If it is a person's name, the convention is LAST_NAME TITLE! FIRST_NAME MIDDLE_NAME:
for example I have "abc xxx! def ghi" in my table. This should be split and loaded in to 4 different columns.
the name should be split into LAST, FIRST, MID. Word Preceding the exclamation is TITLE (like xxx here).
If it is an organisation name ("Names of organisations are ended by an exclamation mark) : I should move the entire string to FIRST_NAME.
for example: abc systems! should be loaded to FIRST_NAME.
current state:
fullname |
abc xxx! def ghi |
abc systems! |
expected result:
Last | Title | First | Middle |
abc | xxx | def | ghi |
abc systems |
Can someone help how to write a query for the above requirement? Thanks in Advance!
Created 01-11-2019 03:55 PM
You can use below sql to convert the content as required
0: jdbc:hive2://localhost> select * from temptable; +---------------------+--+ | temptable.fullname | +---------------------+--+ | abc xxx! def ghi | | abc systems! | +---------------------+--+ 0: jdbc:hive2://localhost> select a[0] as LAST, substr(a[1], 0, length(a[1])-1) as TITLE, a[2] as FIRST, a[3] as MID from ( 0: jdbc:hive2://localhost> select case 0: jdbc:hive2://localhost> when instr(fullname, "!" )=length(fullname) then array('', '!', substr(fullname, 0, length(fullname)-1), '') 0: jdbc:hive2://localhost> else split(fullname, " ") end as a from temptable) t; +-------+--------+--------------+------+--+ | last | title | first | mid | +-------+--------+--------------+------+--+ | abc | xxx | def | ghi | | | | abc systems | | +-------+--------+--------------+------+--+
If my answer helped to resolve the issue, please accept. It might help others in the community.
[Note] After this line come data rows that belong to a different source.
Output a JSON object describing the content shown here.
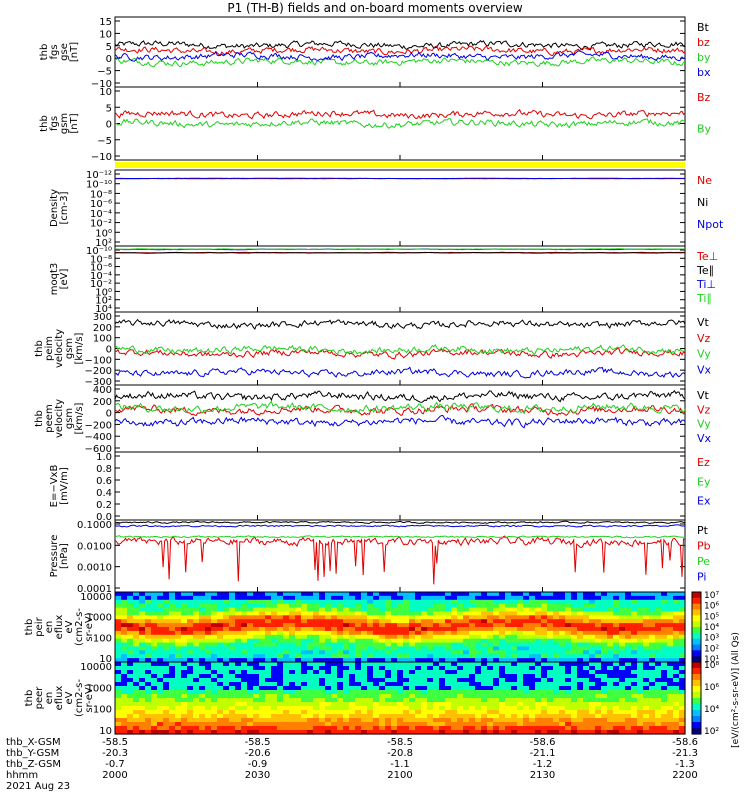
{
  "title": "P1 (TH-B) fields and on-board moments overview",
  "colors": {
    "black": "#000000",
    "red": "#e00000",
    "green": "#20d020",
    "blue": "#0000e0",
    "yellow": "#ffff00"
  },
  "chart_data": [
    {
      "type": "line",
      "panel": "fgs-gse",
      "ylabel": [
        "thb",
        "fgs",
        "gse",
        "[nT]"
      ],
      "yticks": [
        "15",
        "10",
        "5",
        "0",
        "−5",
        "−10"
      ],
      "ylim": [
        -10,
        15
      ],
      "series": [
        {
          "name": "Bt",
          "color": "#000000",
          "level": 5
        },
        {
          "name": "bz",
          "color": "#e00000",
          "level": 3
        },
        {
          "name": "by",
          "color": "#20d020",
          "level": -1
        },
        {
          "name": "bx",
          "color": "#0000e0",
          "level": 1
        }
      ]
    },
    {
      "type": "line",
      "panel": "fgs-gsm",
      "ylabel": [
        "thb",
        "fgs",
        "gsm",
        "[nT]"
      ],
      "yticks": [
        "10",
        "5",
        "0",
        "−5",
        "−10"
      ],
      "ylim": [
        -12,
        12
      ],
      "series": [
        {
          "name": "Bz",
          "color": "#e00000",
          "level": 3
        },
        {
          "name": "By",
          "color": "#20d020",
          "level": 0
        }
      ]
    },
    {
      "type": "line",
      "panel": "density",
      "ylabel": [
        "Density",
        "[cm-3]"
      ],
      "yticks": [
        "10⁻¹²",
        "10⁻¹⁰",
        "10⁻⁸",
        "10⁻⁶",
        "10⁻⁴",
        "10⁻²",
        "10⁰",
        "10²"
      ],
      "ylim": [
        -12,
        2
      ],
      "log": true,
      "series": [
        {
          "name": "Ne",
          "color": "#e00000"
        },
        {
          "name": "Ni",
          "color": "#000000"
        },
        {
          "name": "Npot",
          "color": "#0000e0"
        }
      ]
    },
    {
      "type": "line",
      "panel": "temperature",
      "ylabel": [
        "moqt3",
        "[eV]"
      ],
      "yticks": [
        "10⁻¹⁰",
        "10⁻⁸",
        "10⁻⁶",
        "10⁻⁴",
        "10⁻²",
        "10⁰",
        "10²",
        "10⁴"
      ],
      "ylim": [
        -10,
        4
      ],
      "log": true,
      "series": [
        {
          "name": "Te⊥",
          "color": "#e00000"
        },
        {
          "name": "Te∥",
          "color": "#000000"
        },
        {
          "name": "Ti⊥",
          "color": "#0000e0"
        },
        {
          "name": "Ti∥",
          "color": "#20d020"
        }
      ]
    },
    {
      "type": "line",
      "panel": "peim-velocity",
      "ylabel": [
        "thb",
        "peim",
        "velocity",
        "gsm",
        "[km/s]"
      ],
      "yticks": [
        "300",
        "200",
        "100",
        "0",
        "−100",
        "−200",
        "−300"
      ],
      "ylim": [
        -300,
        300
      ],
      "series": [
        {
          "name": "Vt",
          "color": "#000000",
          "level": 200
        },
        {
          "name": "Vz",
          "color": "#e00000",
          "level": -40
        },
        {
          "name": "Vy",
          "color": "#20d020",
          "level": -10
        },
        {
          "name": "Vx",
          "color": "#0000e0",
          "level": -200
        }
      ]
    },
    {
      "type": "line",
      "panel": "peem-velocity",
      "ylabel": [
        "thb",
        "peem",
        "velocity",
        "gsm",
        "[km/s]"
      ],
      "yticks": [
        "400",
        "200",
        "0",
        "−200",
        "−400",
        "−600"
      ],
      "ylim": [
        -600,
        400
      ],
      "series": [
        {
          "name": "Vt",
          "color": "#000000",
          "level": 230
        },
        {
          "name": "Vz",
          "color": "#e00000",
          "level": 30
        },
        {
          "name": "Vy",
          "color": "#20d020",
          "level": 60
        },
        {
          "name": "Vx",
          "color": "#0000e0",
          "level": -150
        }
      ]
    },
    {
      "type": "line",
      "panel": "efield",
      "ylabel": [
        "E=−VxB",
        "[mV/m]"
      ],
      "yticks": [
        "1.0",
        "0.8",
        "0.6",
        "0.4",
        "0.2",
        "0.0"
      ],
      "ylim": [
        0,
        1
      ],
      "series": [
        {
          "name": "Ez",
          "color": "#e00000"
        },
        {
          "name": "Ey",
          "color": "#20d020"
        },
        {
          "name": "Ex",
          "color": "#0000e0"
        }
      ]
    },
    {
      "type": "line",
      "panel": "pressure",
      "ylabel": [
        "Pressure",
        "[nPa]"
      ],
      "yticks": [
        "0.1000",
        "0.0100",
        "0.0010",
        "0.0001"
      ],
      "ylim": [
        -4,
        -1
      ],
      "log": true,
      "series": [
        {
          "name": "Pt",
          "color": "#000000"
        },
        {
          "name": "Pb",
          "color": "#e00000"
        },
        {
          "name": "Pe",
          "color": "#20d020"
        },
        {
          "name": "Pi",
          "color": "#0000e0"
        }
      ]
    },
    {
      "type": "heatmap",
      "panel": "peir-eflux",
      "ylabel": [
        "thb",
        "peir",
        "en",
        "eflux",
        "eV",
        "(cm2-s-",
        "sr-eV)"
      ],
      "yticks": [
        "10000",
        "1000",
        "100",
        "10"
      ],
      "ylim": [
        5,
        30000
      ],
      "log": true
    },
    {
      "type": "heatmap",
      "panel": "peer-eflux",
      "ylabel": [
        "thb",
        "peer",
        "en",
        "eflux",
        "eV",
        "(cm2-s-",
        "sr-eV)"
      ],
      "yticks": [
        "10000",
        "1000",
        "100",
        "10"
      ],
      "ylim": [
        5,
        30000
      ],
      "log": true
    }
  ],
  "colorbar": {
    "ticks_ion": [
      "10⁷",
      "10⁶",
      "10⁵",
      "10⁴",
      "10³",
      "10²",
      "10¹"
    ],
    "ticks_ele": [
      "10⁸",
      "10⁶",
      "10⁴",
      "10²"
    ],
    "label": "[eV/(cm²-s-sr-eV)] (All Qs)"
  },
  "xaxis": {
    "labels_left": [
      "thb_X-GSM",
      "thb_Y-GSM",
      "thb_Z-GSM",
      "hhmm",
      "2021 Aug 23"
    ],
    "columns": [
      {
        "x": "-58.5",
        "y": "-20.3",
        "z": "-0.7",
        "t": "2000"
      },
      {
        "x": "-58.5",
        "y": "-20.6",
        "z": "-0.9",
        "t": "2030"
      },
      {
        "x": "-58.5",
        "y": "-20.8",
        "z": "-1.1",
        "t": "2100"
      },
      {
        "x": "-58.6",
        "y": "-21.1",
        "z": "-1.2",
        "t": "2130"
      },
      {
        "x": "-58.6",
        "y": "-21.3",
        "z": "-1.3",
        "t": "2200"
      }
    ]
  }
}
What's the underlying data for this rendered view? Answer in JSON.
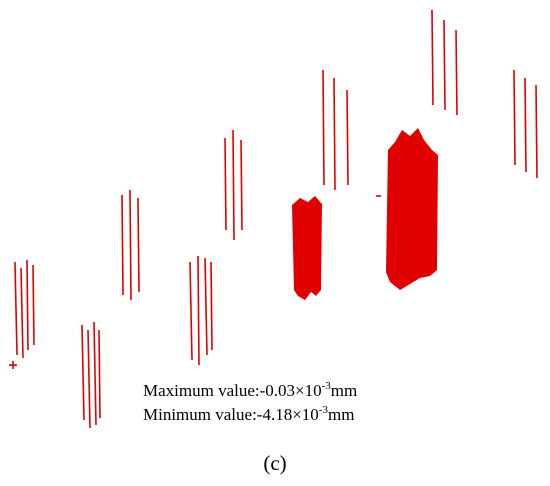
{
  "figure": {
    "maximum": {
      "prefix": "Maximum value:-0.03×10",
      "exponent": "-3",
      "unit": "mm"
    },
    "minimum": {
      "prefix": "Minimum value:-4.18×10",
      "exponent": "-3",
      "unit": "mm"
    },
    "caption": "(c)"
  }
}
Created 01-13-2019 11:59 PM
Tahnks Naresh for your response.
there is one more scenario which I received today along with above requirements.
If the individual name has only three words (I mean without title) then the fullname should be like below:
current state:
fullname |
jkl! mno pqr |
expected
Last | Title | First | Middle |
jkl | mno | pqr |
Created 01-14-2019 03:57 AM
If the input is text data, its better to write a java utility which reads line by line, applies all the rules & re-writes it as four column as per conversion required. Then load that new file into hive to query it.
It will be cumbursome to do it in sql, as it needs another case statement inside case statement to validate the length of the split.